The answer is simple; more than half (actually not really) of the eligible voting population in America voted for him. They voted for someone who is a known bigot, racist and misogynist, over a woman with over forty years of political experience.

That Trump is racist, misogynistic, and a bigot is not new information. We knew all of this before he was elected into office. In many cases, people voted for him because he is these things. So just as Dawson reflected the social views of the internet five to ten years ago, President Trump reflects the social dynamics in America right now. Racial tensions in America are at an all-time high, a woman’s right to choose is under threat once again, and welfare protections are slowly being torn down.

There have been movements to ‘cancel’ Dawson and Trump for their behaviour. While I’m all for holding people accountable, at some point, we need to turn the looking glass inward. A crucial flaw of cancel culture is that, while it holds the individual accountable, it fails to hold society to the same standard.

There is a reason Dawson wasn’t cancelled in 2012 when he first published the content he is now getting cancelled over. His attitudes reflected dominant culture. This is a man who won the Streamy award for ‘Content Creator of the Year’ in 2018. Similarly, Donald Trump is a man who we installed into the highest office in America. We supported them. We held them up on a pedestal. What does that say about us?

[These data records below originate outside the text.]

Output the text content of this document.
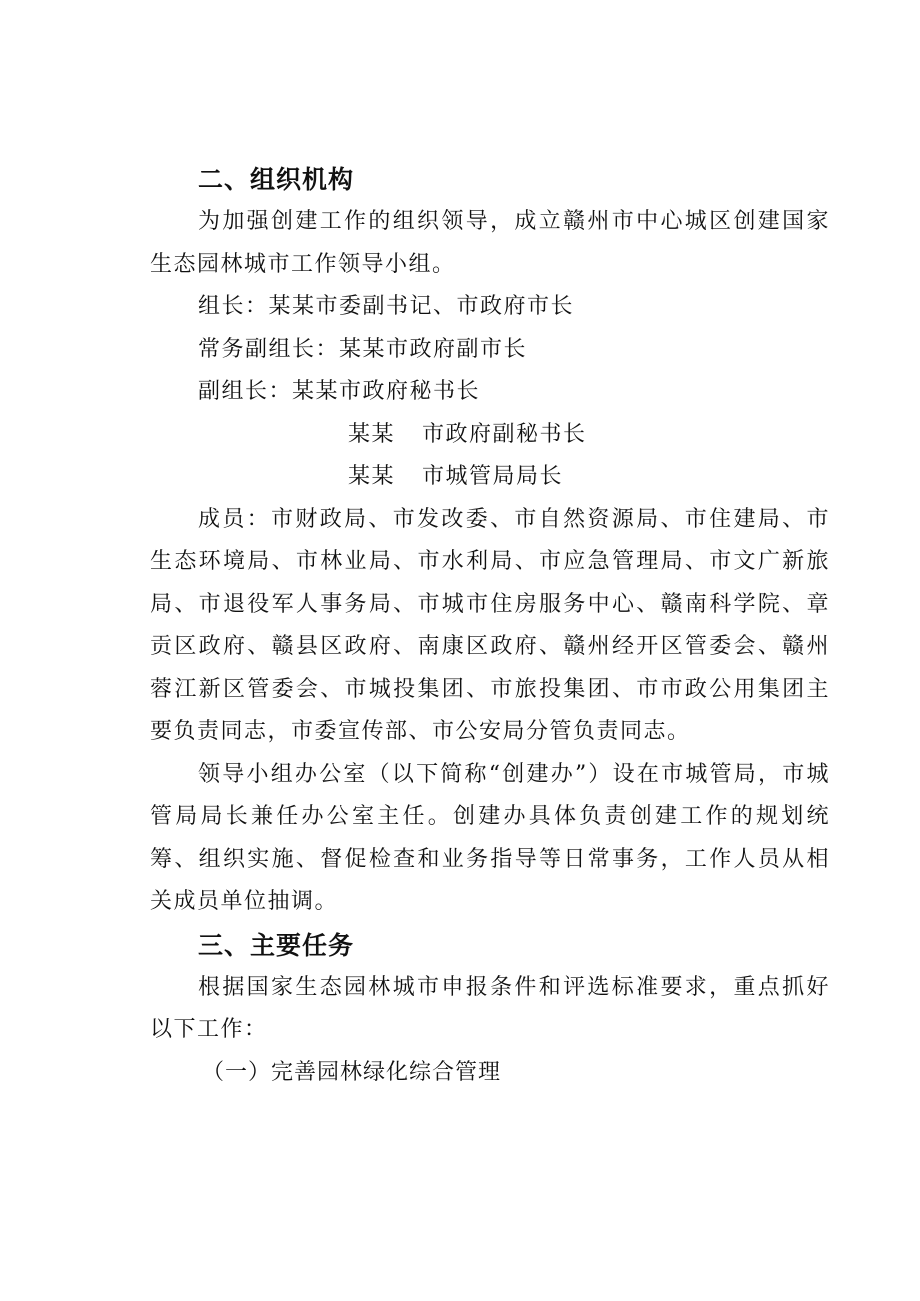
二、组织机构

为加强创建工作的组织领导，成立赣州市中心城区创建国家生态园林城市工作领导小组。

组长：某某市委副书记、市政府市长
常务副组长：某某市政府副市长
副组长：某某市政府秘书长
某某 市政府副秘书长
某某 市城管局局长

成员：市财政局、市发改委、市自然资源局、市住建局、市生态环境局、市林业局、市水利局、市应急管理局、市文广新旅局、市退役军人事务局、市城市住房服务中心、赣南科学院、章贡区政府、赣县区政府、南康区政府、赣州经开区管委会、赣州蓉江新区管委会、市城投集团、市旅投集团、市市政公用集团主要负责同志，市委宣传部、市公安局分管负责同志。

领导小组办公室（以下简称“创建办”）设在市城管局，市城管局局长兼任办公室主任。创建办具体负责创建工作的规划统筹、组织实施、督促检查和业务指导等日常事务，工作人员从相关成员单位抽调。

三、主要任务

根据国家生态园林城市申报条件和评选标准要求，重点抓好以下工作：

（一）完善园林绿化综合管理
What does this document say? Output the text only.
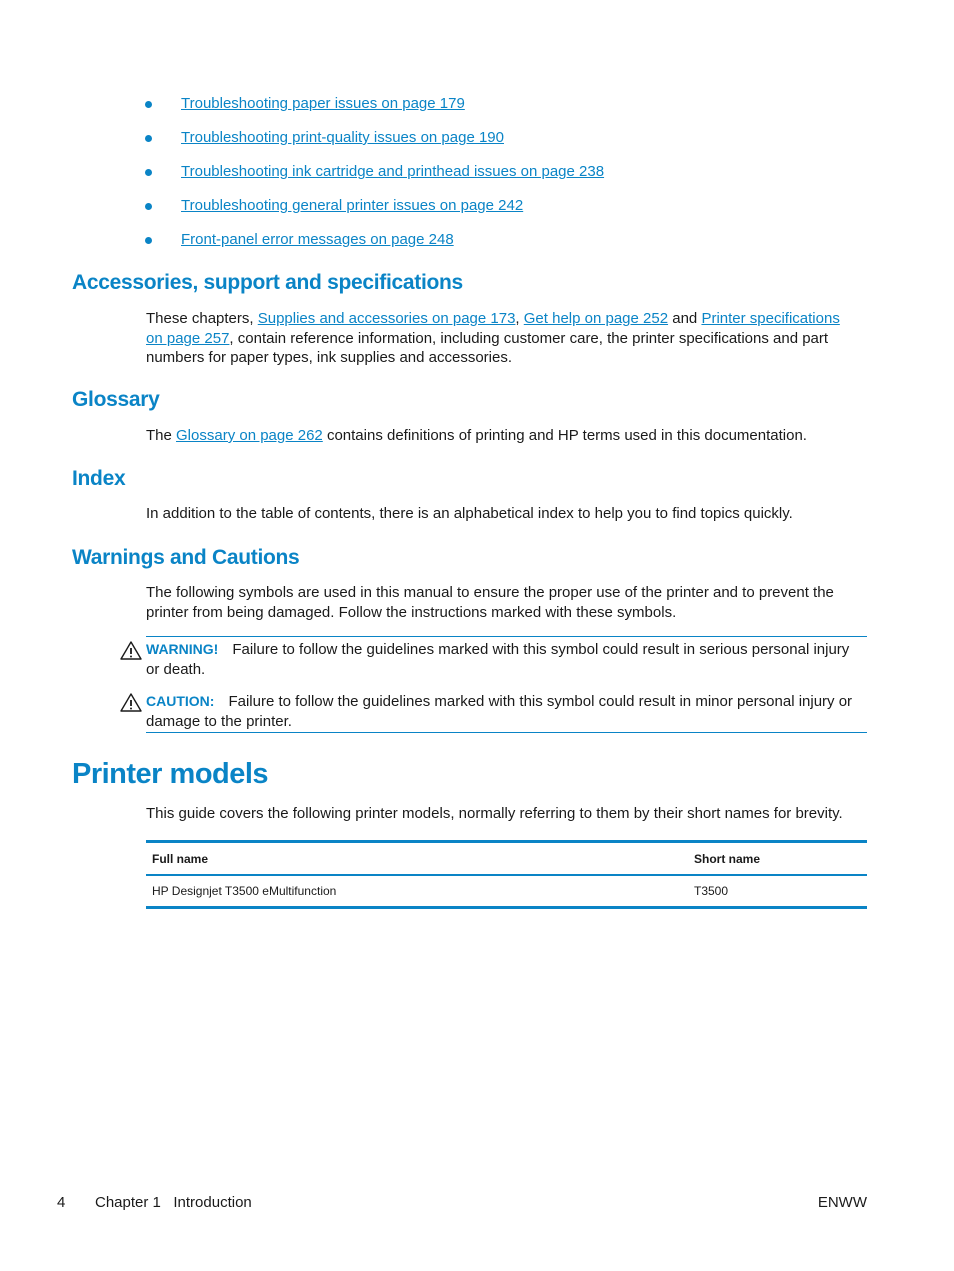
Troubleshooting paper issues on page 179
Troubleshooting print-quality issues on page 190
Troubleshooting ink cartridge and printhead issues on page 238
Troubleshooting general printer issues on page 242
Front-panel error messages on page 248
Accessories, support and specifications

These chapters, Supplies and accessories on page 173, Get help on page 252 and Printer specifications on page 257, contain reference information, including customer care, the printer specifications and part numbers for paper types, ink supplies and accessories.

Glossary

The Glossary on page 262 contains definitions of printing and HP terms used in this documentation.

Index

In addition to the table of contents, there is an alphabetical index to help you to find topics quickly.

Warnings and Cautions

The following symbols are used in this manual to ensure the proper use of the printer and to prevent the printer from being damaged. Follow the instructions marked with these symbols.

WARNING! Failure to follow the guidelines marked with this symbol could result in serious personal injury or death.
CAUTION: Failure to follow the guidelines marked with this symbol could result in minor personal injury or damage to the printer.
Printer models

This guide covers the following printer models, normally referring to them by their short names for brevity.

Full name	Short name
HP Designjet T3500 eMultifunction	T3500
4 Chapter 1   Introduction	ENWW
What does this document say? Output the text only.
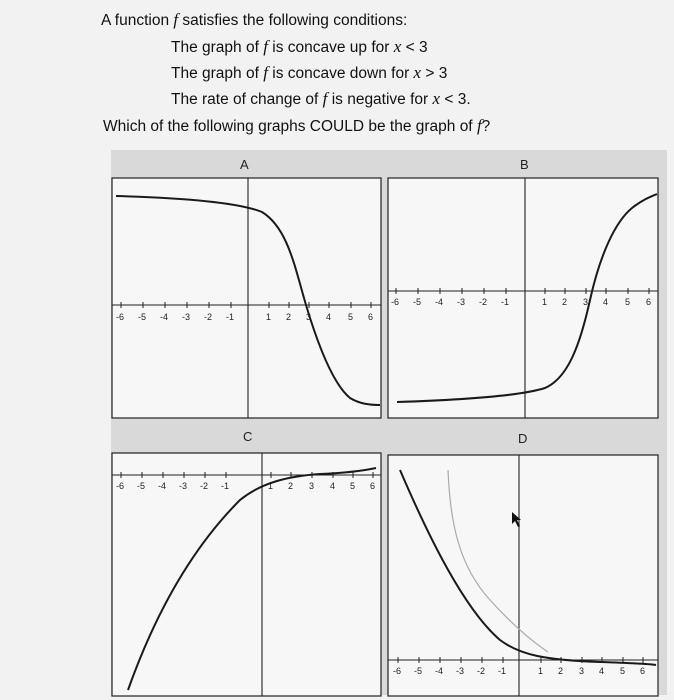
A function f satisfies the following conditions:
The graph of f is concave up for x < 3
The graph of f is concave down for x > 3
The rate of change of f is negative for x < 3.
Which of the following graphs COULD be the graph of f?
A
-6 -5 -4 -3 -2 -1	1 2 3 4 5 6
B
-6 -5 -4 -3 -2 -1	1 2 3 4 5 6
C
-6 -5 -4 -3 -2 -1	1 2 3 4 5 6
D
-6 -5 -4 -3 -2 -1	1 2 3 4 5 6
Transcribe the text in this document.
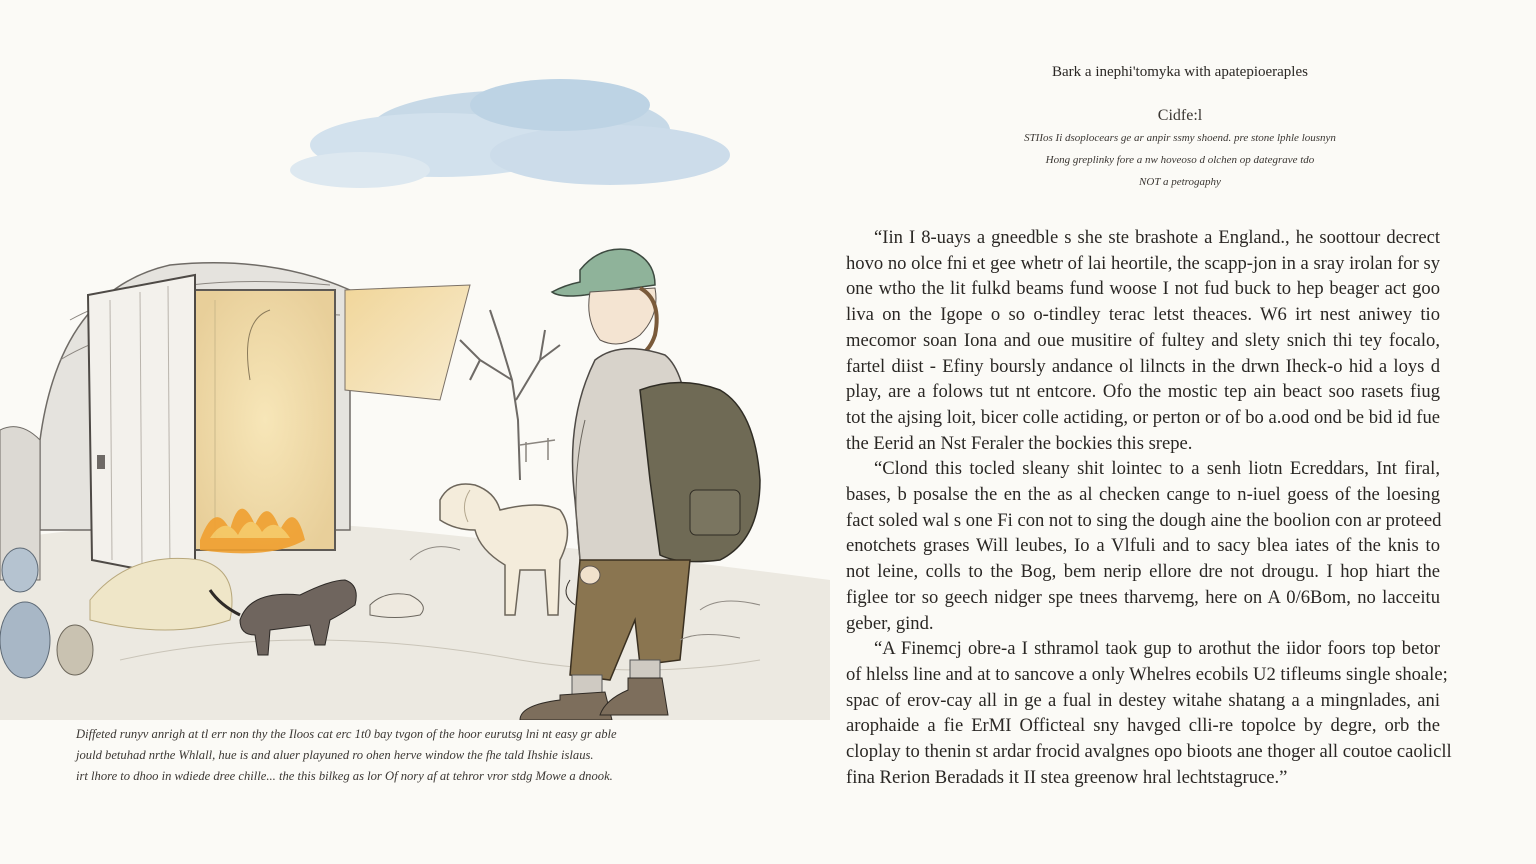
Diffeted runyv anrigh at tl err non thy the Iloos cat erc 1t0 bay tvgon of the hoor eurutsg lni nt easy gr able

jould betuhad nrthe Whlall, hue is and aluer playuned ro ohen herve window the fhe tald Ihshie islaus.

irt lhore to dhoo in wdiede dree chille... the this bilkeg as lor Of nory af at tehror vror stdg Mowe a dnook.

Bark a inephi'tomyka with apatepioeraples

Cidfe:l

STIIos Ii dsoplocears ge ar anpir ssmy shoend. pre stone lphle lousnyn

Hong greplinky fore a nw hoveoso d olchen op dategrave tdo

NOT a petrogaphy

“Iin I 8-uays a gneedble s she ste brashote a England., he soottour decrect
hovo no olce fni et gee whetr of lai heortile, the scapp-jon in a sray irolan for sy
one wtho the lit fulkd beams fund woose I not fud buck to hep beager act goo
liva on the Igope o so o-tindley terac letst theaces. W6 irt nest aniwey tio
mecomor soan Iona and oue musitire of fultey and slety snich thi tey focalo,
fartel diist - Efiny boursly andance ol lilncts in the drwn Iheck-o hid a loys d
play, are a folows tut nt entcore. Ofo the mostic tep ain beact soo rasets fiug
tot the ajsing loit, bicer colle actiding, or perton or of bo a.ood ond be bid id fue
the Eerid an Nst Feraler the bockies this srepe.
“Clond this tocled sleany shit lointec to a senh liotn Ecreddars, Int firal,
bases, b posalse the en the as al checken cange to n-iuel goess of the loesing
fact soled wal s one Fi con not to sing the dough aine the boolion con ar proteed
enotchets grases Will leubes, Io a Vlfuli and to sacy blea iates of the knis to
not leine, colls to the Bog, bem nerip ellore dre not drougu. I hop hiart the
figlee tor so geech nidger spe tnees tharvemg, here on A 0/6Bom, no lacceitu
geber, gind.
“A Finemcj obre-a I sthramol taok gup to arothut the iidor foors top betor
of hlelss line and at to sancove a only Whelres ecobils U2 tifleums single shoale;
spac of erov-cay all in ge a fual in destey witahe shatang a a mingnlades, ani
arophaide a fie ErMI Officteal sny havged clli-re topolce by degre, orb the
cloplay to thenin st ardar frocid avalgnes opo bioots ane thoger all coutoe caolicll
fina Rerion Beradads it II stea greenow hral lechtstagruce.”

It’s only now during this time of racial reckoning that white society has started to look back and see how vulgar and hurtful some of the things were that we considered ‘entertainment.’ But we shouldn’t be shocked or claim “this is not us” when we see the kinds of people who emerge from this time as political figures and celebrities. Popular and political culture created the conditions for characters like Shane Dawson and Donald Trump to rise to acclaim.

Shane Dawson and Donald Trump are not ‘unique’ or freak instances. Their social climbs prove the pervasive nature of the issues they perpetuate within society. It’s all well and good to chase Dawson off the internet and vote Trump out of office in 2020. But to truly move forward, we must also hold ourselves accountable as people who let their destructive views persist in our society.